FireHornacek wrote:You know in sports that if a team suffers a great disaster and loses many players due to death, that team is allowed to draft a new team from the other teams in the league. NBA has a rule that a team can protect only five players on its roster for this "Disaster Draft." Everybody after five is fair game to be picked by the depleted team.So which five Knicks right now do you protect if another team gets wiped out? (Yeah, it's a morbid topic, but at least it is creative question.)
I protect these five:
Porzingis
Otter From Animal House
Courtney Lee
Sollozzo the Turk
Frank The Frog
Those are the five that this team can not part with.
The interesting "twist" in a disaster draft is that the "lending" prohibition to trades is non existent.
Thus a team who is depleted can draft a veteran player and them IMMEDIATELY re-trade the player without any of the other limitations on a normal trade under the CBA, even back to his original team.
Usually, a draft last X number of rounds, if your team doesn't get a player picked, it's "skipped", and all teams can protect another specific set of players ( i.e.
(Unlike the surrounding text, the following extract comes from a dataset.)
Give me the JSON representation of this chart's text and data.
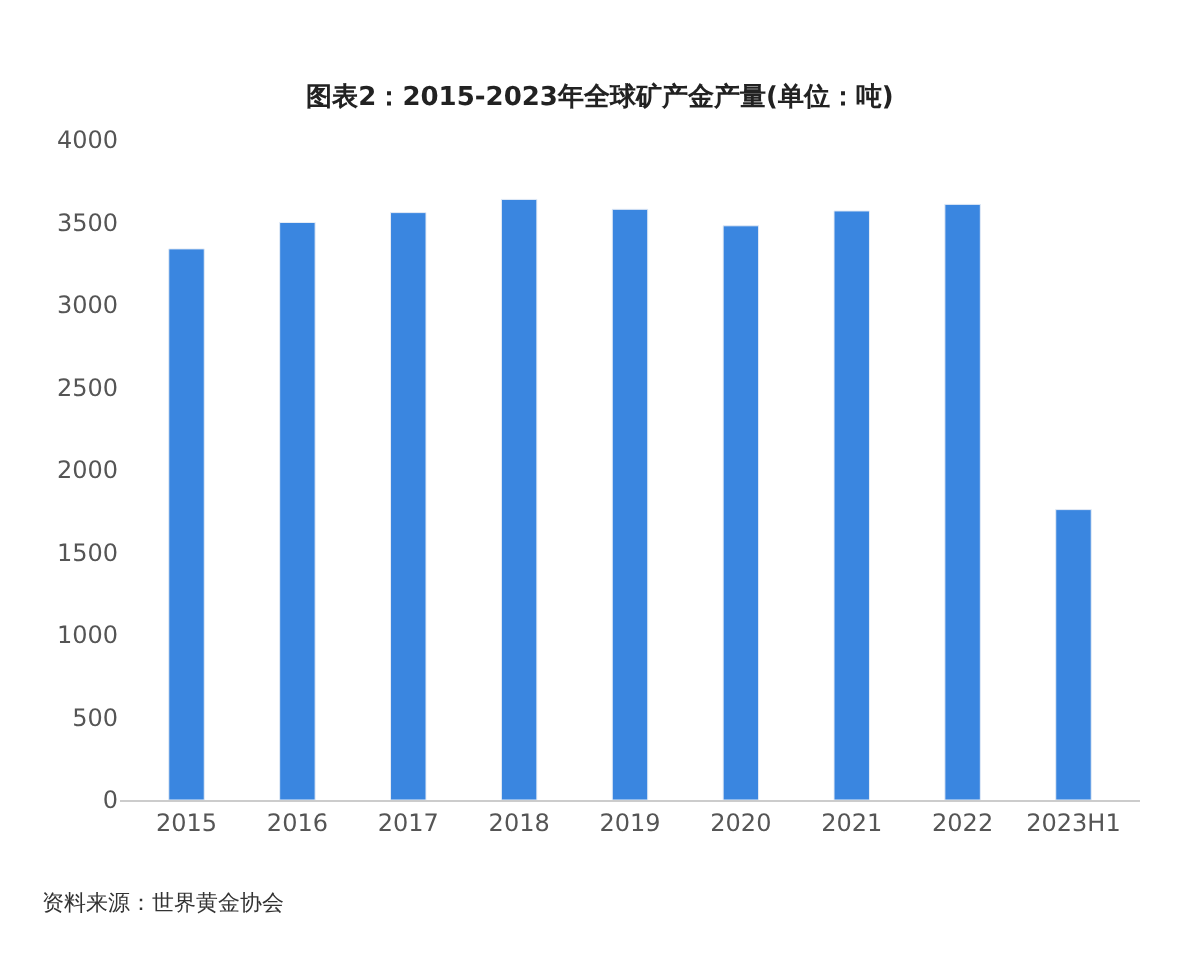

Protect 5, face the draft, possibly lose one or none, then protect 3, then possibly lose one or none, then protect A number of players, rinse, repeat)
So let's say Franchise A wants to really protect 9 players. The drafting team would draft a specific player agreed upon, then would trade the player back for a pick or something asset wise, then Franchise A could protect another 3 players immediately, thus actually protecting 9 players for the cost of said asset.
The flip side would be a "side by side" trade, where the drafting team would take on a bad contract in the draft, in exchange, that team would do a separate trade to compensate the team for eating the bad contract. It just wouldn't be listed as so.
It's one of the few situations where normal trade conventions in the normal CBA are sort of jettisoned. A truly gutted team in the NBA like this, it's detrimental to the entire league.
The league would also have to step in in terms of cash hit. The contracts are guaranteed, so the dead players will get the payout to their families, even if the cap charges are cleared. Paying a whole new set of players essentially doubles the operating budget, which could cripple many teams in the league. (Not everyone is the Lakers or Knicks out there) Insurance covers some of it, but you can't have team in the league go financially bust over something like this.
It would create an opportunity to dump Noah's contract. Maybe.
Odds are the Knicks would be skipped in a dispersal like this. A team like the 76ers or Boston would be hurt pretty badly.